Many of the largest retailers and social networks are seeing a narrowing path for scaling of AI training capabilities.
Hardware and software optimizations are not providing the dramatic improvements we saw only a few years ago, pushing companies like Facebook to dig into ever-lower levels of their ML stacks, as we described last week. Even Google is delving into lower depths for how it arranges its models to keep training efficient and as one might imagine, Amazon is also seeing where optimization can give AI performance greater lift.
For Amazon’s AI teams, the limits of optimization are clear around graph neural networks (GNNs). These models are are emerging as one of the best options in social networks, recommendations and, outside of Amazon, in drug discovery. Still, despite the use case fit, the mesh with existing hardware is not as clear-cut and the company is looking for ways to keep adding greater depth without moving beyond computational (cost) limits.
Like other large companies pushing neural networks at scale, the barriers are getting higher and tougher to climb.
Unlike other deep learning frameworks, GNNs have not been the subject of optimizations until relatively recently. They first appeared in research in 2014 and interest exploded in 2018 through the present. Despite the use cases, getting GNNs to scale well on massive, complex graphs remains a challenge, especially for companies like Amazon whose AI division is trying to balance the need for deeper graphs with expensive training runs.
GNNs are quite a bit different from other neural networks in terms of computational demands and many of the architectures that do well for convolutional neural networks (CNNs), for example, aren’t a perfect fit. They need devices good at handling a lot of scatter-gather operations on sparse data with irregular access patterns. But for some use cases, graph neural networks are still the best option.
Graph Neural Networks (GNNs) are a family of neural networks that learn node, edge, and graph embeddings. An “ego-network” around each node is used to learn an embedding that captures task-specific information. The embeddings use both the structure of the graph and the features of the nodes and edges. These embeddings are learned in an end-to-end fashion, the predictions are a function of the target node’s ego-network.
Da Zheng and his team at Amazon AI are trying to sort how to most efficiently train by divvying up graph networks into batches and evaluating what stays on GPU and what has to train with both CPU and GPU in concert due to memory constraints.
At Hot Chips last week he explained that they can only use the full graph for some of their models on GPUs for faster training times when those fit in GPU memory. Otherwise, they have to divide graphs into mini-batches, which ends up being faster and runs on both CPU and GPU.

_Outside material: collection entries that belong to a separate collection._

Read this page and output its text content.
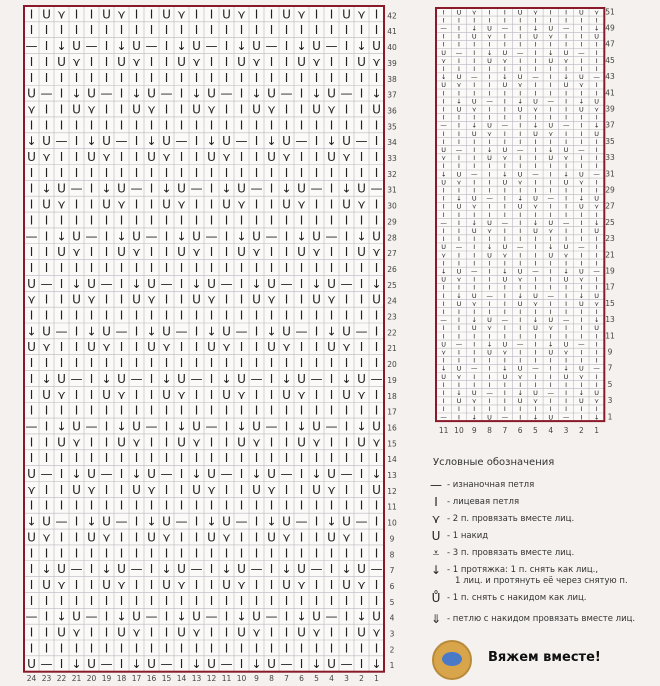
I U ⋎ I I U ⋎ I I U ⋎ I I U ⋎ I I U ⋎ I I U ⋎ I
I I I I I I I I I I I I I I I I I I I I I I I I
— I ↓ U — I ↓ U — I ↓ U — I ↓ U — I ↓ U — I ↓ U
I I U ⋎ I I U ⋎ I I U ⋎ I I U ⋎ I I U ⋎ I I U ⋎
I I I I I I I I I I I I I I I I I I I I I I I I
U — I ↓ U — I ↓ U — I ↓ U — I ↓ U — I ↓ U — I ↓
⋎ I I U ⋎ I I U ⋎ I I U ⋎ I I U ⋎ I I U ⋎ I I U
I I I I I I I I I I I I I I I I I I I I I I I I
↓ U — I ↓ U — I ↓ U — I ↓ U — I ↓ U — I ↓ U — I
U ⋎ I I U ⋎ I I U ⋎ I I U ⋎ I I U ⋎ I I U ⋎ I I
I I I I I I I I I I I I I I I I I I I I I I I I
I ↓ U — I ↓ U — I ↓ U — I ↓ U — I ↓ U — I ↓ U —
I U ⋎ I I U ⋎ I I U ⋎ I I U ⋎ I I U ⋎ I I U ⋎ I
I I I I I I I I I I I I I I I I I I I I I I I I
— I ↓ U — I ↓ U — I ↓ U — I ↓ U — I ↓ U — I ↓ U
I I U ⋎ I I U ⋎ I I U ⋎ I I U ⋎ I I U ⋎ I I U ⋎
I I I I I I I I I I I I I I I I I I I I I I I I
U — I ↓ U — I ↓ U — I ↓ U — I ↓ U — I ↓ U — I ↓
⋎ I I U ⋎ I I U ⋎ I I U ⋎ I I U ⋎ I I U ⋎ I I U
I I I I I I I I I I I I I I I I I I I I I I I I
↓ U — I ↓ U — I ↓ U — I ↓ U — I ↓ U — I ↓ U — I
U ⋎ I I U ⋎ I I U ⋎ I I U ⋎ I I U ⋎ I I U ⋎ I I
I I I I I I I I I I I I I I I I I I I I I I I I
I ↓ U — I ↓ U — I ↓ U — I ↓ U — I ↓ U — I ↓ U —
I U ⋎ I I U ⋎ I I U ⋎ I I U ⋎ I I U ⋎ I I U ⋎ I
I I I I I I I I I I I I I I I I I I I I I I I I
— I ↓ U — I ↓ U — I ↓ U — I ↓ U — I ↓ U — I ↓ U
I I U ⋎ I I U ⋎ I I U ⋎ I I U ⋎ I I U ⋎ I I U ⋎
I I I I I I I I I I I I I I I I I I I I I I I I
U — I ↓ U — I ↓ U — I ↓ U — I ↓ U — I ↓ U — I ↓
⋎ I I U ⋎ I I U ⋎ I I U ⋎ I I U ⋎ I I U ⋎ I I U
I I I I I I I I I I I I I I I I I I I I I I I I
↓ U — I ↓ U — I ↓ U — I ↓ U — I ↓ U — I ↓ U — I
U ⋎ I I U ⋎ I I U ⋎ I I U ⋎ I I U ⋎ I I U ⋎ I I
I I I I I I I I I I I I I I I I I I I I I I I I
I ↓ U — I ↓ U — I ↓ U — I ↓ U — I ↓ U — I ↓ U —
I U ⋎ I I U ⋎ I I U ⋎ I I U ⋎ I I U ⋎ I I U ⋎ I
I I I I I I I I I I I I I I I I I I I I I I I I
— I ↓ U — I ↓ U — I ↓ U — I ↓ U — I ↓ U — I ↓ U
I I U ⋎ I I U ⋎ I I U ⋎ I I U ⋎ I I U ⋎ I I U ⋎
I I I I I I I I I I I I I I I I I I I I I I I I
U — I ↓ U — I ↓ U — I ↓ U — I ↓ U — I ↓ U — I ↓
42
41
40
39
38
37
36
35
34
33
32
31
30
29
28
27
26
25
24
23
22
21
20
19
18
17
16
15
14
13
12
11
10
9
8
7
6
5
4
3
2
1
24 23 22 21 20 19 18 17 16 15 14 13 12 11 10 9 8 7 6 5 4 3 2 1
I U ⋎ I I U ⋎ I I U ⋎
I I I I I I I I I I I
— I ↓ U — I ↓ U — I ↓
I I U ⋎ I I U ⋎ I I U
I I I I I I I I I I I
U — I ↓ U — I ↓ U — I
⋎ I I U ⋎ I I U ⋎ I I
I I I I I I I I I I I
↓ U — I ↓ U — I ↓ U —
U ⋎ I I U ⋎ I I U ⋎ I
I I I I I I I I I I I
I ↓ U — I ↓ U — I ↓ U
I U ⋎ I I U ⋎ I I U ⋎
I I I I I I I I I I I
— I ↓ U — I ↓ U — I ↓
I I U ⋎ I I U ⋎ I I U
I I I I I I I I I I I
U — I ↓ U — I ↓ U — I
⋎ I I U ⋎ I I U ⋎ I I
I I I I I I I I I I I
↓ U — I ↓ U — I ↓ U —
U ⋎ I I U ⋎ I I U ⋎ I
I I I I I I I I I I I
I ↓ U — I ↓ U — I ↓ U
I U ⋎ I I U ⋎ I I U ⋎
I I I I I I I I I I I
— I ↓ U — I ↓ U — I ↓
I I U ⋎ I I U ⋎ I I U
I I I I I I I I I I I
U — I ↓ U — I ↓ U — I
⋎ I I U ⋎ I I U ⋎ I I
I I I I I I I I I I I
↓ U — I ↓ U — I ↓ U —
U ⋎ I I U ⋎ I I U ⋎ I
I I I I I I I I I I I
I ↓ U — I ↓ U — I ↓ U
I U ⋎ I I U ⋎ I I U ⋎
I I I I I I I I I I I
— I ↓ U — I ↓ U — I ↓
I I U ⋎ I I U ⋎ I I U
I I I I I I I I I I I
U — I ↓ U — I ↓ U — I
⋎ I I U ⋎ I I U ⋎ I I
I I I I I I I I I I I
↓ U — I ↓ U — I ↓ U —
U ⋎ I I U ⋎ I I U ⋎ I
I I I I I I I I I I I
I ↓ U — I ↓ U — I ↓ U
I U ⋎ I I U ⋎ I I U ⋎
I I I I I I I I I I I
— I ↓ U — I ↓ U — I ↓
51
49
47
45
43
41
39
37
35
33
31
29
27
25
23
21
19
17
15
13
11
9
7
5
3
1
11 10 9 8 7 6 5 4 3 2 1
Условные обозначения
— - изнаночная петля
I	- лицевая петля
⋎ - 2 п. провязать вместе лиц.
U - 1 накид
⩡ - 3 п. провязать вместе лиц.
↓ - 1 протяжка: 1 п. снять как лиц.,
1 лиц. и протянуть её через снятую п.
Ů - 1 п. снять с накидом как лиц.
⇓ - петлю с накидом провязать вместе лиц.
Вяжем вместе!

“For GNNs sparse and dense operations are important and training methods matter,” he explains. “For full graph training, both sparse and dense operations account for 50 per cent of runtime. For mini-batch training, dense operations dominate computation. Mini-batch sampling, however, can cause significant overhead, especially in the case of mixed CPU/GPU training.
“The reason we can’t go deeper with graph models from a social network point of view is because if we extend too much we need to gather a larger number of neighbors [points in neighboring graphs information is derived from] and that makes training very difficult. Also, when we use more hops we encounter a problem called oversmoothing: basically the power of graph neural networks weakens and the more you make a prediction, the more you always predict the same thing for every node.”
While Da Zheng and team have been able to show good results using a benchmark they devised and their mini-batch optimizations, what this tells us is that even the smartest companies doing the most challenging production ML work at scale are starting to see some hard limits.
Perhaps those limits aren’t preventing continued growth quite yet, but they are forcing ever-lower-level optimizations. While such alterations in batch sizes, device memory capabilities, and software tweaks used to provide 10–100x improvements for companies doing AI at scale, much of what we’ve seen is more on the order of 2x.
The point is, AI development is slowing down. Some models are blocked by hardware capabilities (memory most often), others simply by the cost of that hardware, and still others, like Amazon’s graph group, by finding workarounds for deep graphs that need to spread out without creating so much software complexity they are unusable.